At the Darmody home, at the dinner table, Angela asks if Jimmy meant the things he said at the memorial service. It’s a quiet moment filled with a mysterious tension — I can never quite get a grasp on the relationship between these two — and then a knock at the door. Angela goes to answer while Jimmy stands around the corner with a pistol in hand. It’s Richard.  She asks if he’s all right, they missed him at the memorial. He needs to talk to Jimmy who clearly sees something’s off when Richard comes in.

Jimmy quietly asks if Richard is up for a job tonight and when he doesn’t answer, he asks if there’s a problem. “Would you fight for me?” Richard asks. A moment and then, “Of course I would. Right down to the last bullet.” Jimmy’s hand is in Richard’s hair and it’s the kind of intimacy Richard never gets from anyone. He nods and says, “Then let’s go to work.” Jimmy’s so delicate with him in this scene; it’s really lovely.

Back in Eli’s garage, things are far less delicate. It’s clear he’s been drinking all night. His drains the last of the bottle, grabs his coat, and walks out.

Mr. Parkhurst, the Sioux-killing, nearly dead, old white man from earlier is in his study examining the beadwork of a Sioux breechcloth. He tells his servant he’s wanted one for years and speaks of the foolish “savages” and their beliefs. He does, however, admire their fine beadwork. His servant asks if he wants his cocoa in his study or upstairs. Then after he leaves, Parkhurst hears something and thinks it’s his servant coming back. It’s not.
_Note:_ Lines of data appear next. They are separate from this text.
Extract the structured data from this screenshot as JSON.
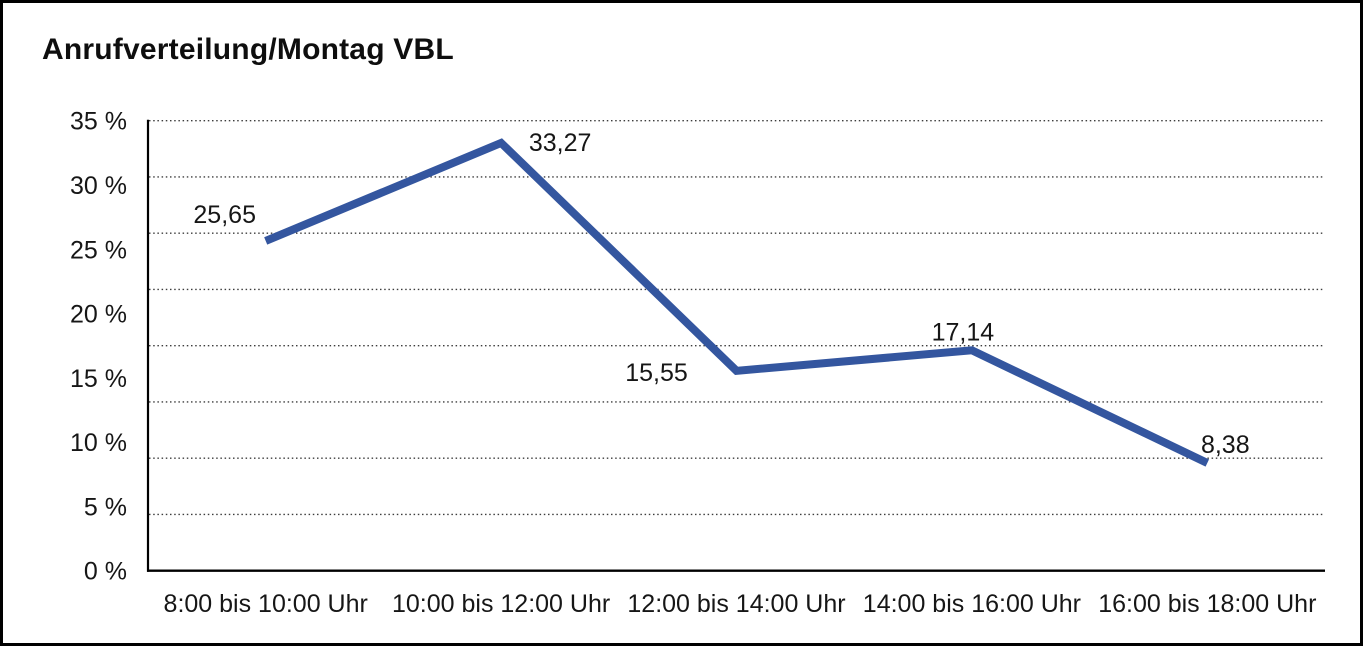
{
  "title": "Anrufverteilung/Montag VBL",
  "chart_data": {
    "type": "line",
    "title": "Anrufverteilung/Montag VBL",
    "categories": [
      "8:00 bis 10:00 Uhr",
      "10:00 bis 12:00 Uhr",
      "12:00 bis 14:00 Uhr",
      "14:00 bis 16:00 Uhr",
      "16:00 bis 18:00 Uhr"
    ],
    "values": [
      25.65,
      33.27,
      15.55,
      17.14,
      8.38
    ],
    "point_labels": [
      "25,65",
      "33,27",
      "15,55",
      "17,14",
      "8,38"
    ],
    "y_ticks": [
      "35 %",
      "30 %",
      "25 %",
      "20 %",
      "15 %",
      "10 %",
      "5 %",
      "0 %"
    ],
    "y_tick_values": [
      35,
      30,
      25,
      20,
      15,
      10,
      5,
      0
    ],
    "ylim": [
      0,
      35
    ],
    "xlabel": "",
    "ylabel": "",
    "grid": "horizontal-dotted",
    "grid_divisions": 8,
    "legend": "none",
    "line_color": "#34569F",
    "axis_color": "#000000",
    "grid_color": "#3c3c3c",
    "text_color": "#161616"
  }
}
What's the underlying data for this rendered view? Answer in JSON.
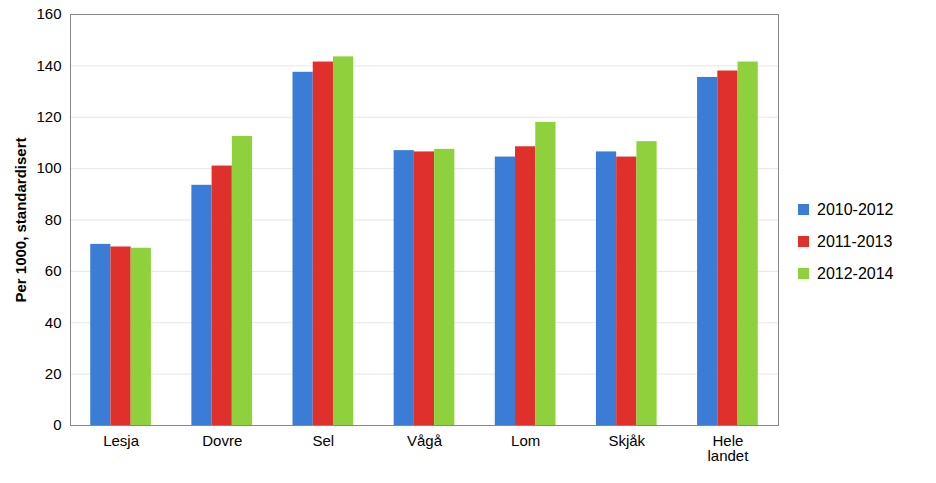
{
  "chart_data": {
    "type": "bar",
    "y_label": "Per 1000, standardisert",
    "categories": [
      "Lesja",
      "Dovre",
      "Sel",
      "Vågå",
      "Lom",
      "Skjåk",
      "Hele landet"
    ],
    "series": [
      {
        "name": "2010-2012",
        "color": "#3b7dd6",
        "values": [
          70.5,
          93.5,
          137.5,
          107,
          104.5,
          106.5,
          135.5
        ]
      },
      {
        "name": "2011-2013",
        "color": "#e0302c",
        "values": [
          69.5,
          101,
          141.5,
          106.5,
          108.5,
          104.5,
          138
        ]
      },
      {
        "name": "2012-2014",
        "color": "#8fd13c",
        "values": [
          69,
          112.5,
          143.5,
          107.5,
          118,
          110.5,
          141.5
        ]
      }
    ],
    "ylim": [
      0,
      160
    ],
    "yticks": [
      0,
      20,
      40,
      60,
      80,
      100,
      120,
      140,
      160
    ],
    "grid": true,
    "legend": "right"
  }
}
It’s Jimmy and Richard, and they’re here to teach him a lesson in respect. And then Jimmy holds him while Richard scalps him. (This is the second time I look away for the screen. This time I wish for the naked ladies and drinking and laughing of last week.)

Margaret wakes in the night thinking she’s heard screaming. She encounters Kitty in the hallway and after a brief chat sends her back to bed. Kitty enters her room and we see a naked Owen on her bed. Margaret did hear a scream — Kitty’s scream. Kitty removes her robe and goes back to bed with him saying, “Please. Don’t get me into trouble.” I’m thinking she doesn’t just mean the trouble of getting caught in the act, but also the trouble of getting caught nine months later.

Eli returns to his garage with one of his officers to help him with the wrapped up body of George. He tells him it’s Mary Pickford and the officer is dumb enough that while not really believing it, he doesn’t necessarily not believe it either. Good choice, Eli.

At Nucky’s office, he’s in the side room drinking tea and working. Chip comes in asking for “cold Champagne, ice water, and oysters” while Henry’s in the background getting a blowjob from one whore (complete with his hand on her back to direct her speed) while fondling another. The party is going strong. Nucky’s disgusted and tells Chip to shut the door.

 

In the middle of nowhere Eli digs a grave by the headlights of his car and rolls George into it. The episode closes to him shoveling dirt to fill in the hole. It’s the beginning of a long tradition in Jersey (no offense intended, some of my favorite people live in New Jersey).

Next week: Less violence perhaps? Oh wait… Horvstein the butcher will be back along with his knives, so probably not. But there does seem to be a hot kiss between Jimmy and Angela.

Please like & share:
  • Geeka

    Yep. I, too, couldn’t watch those two scenes. I covered my eyes.

    My heart still breaks for Richard. Good grief. Get him a girl.

    Jimmy and his mom creep me out sometimes.

    And, I think Nucky and Eli’s fight was awesome.

    • Sally R

      Richard needs someone so much. But he needs someone to be careful with his heart. I want him to get some love from Jimmy and Angela. ;-) But I would settle for him just having a good friend. Poor guy.

      The Nucky/Eli fight was brilliant. I was wide-eyed and cracking up and then maybe had a fist-pump for Margaret with her shotgun. It was absolutely perfect and so perfectly in character.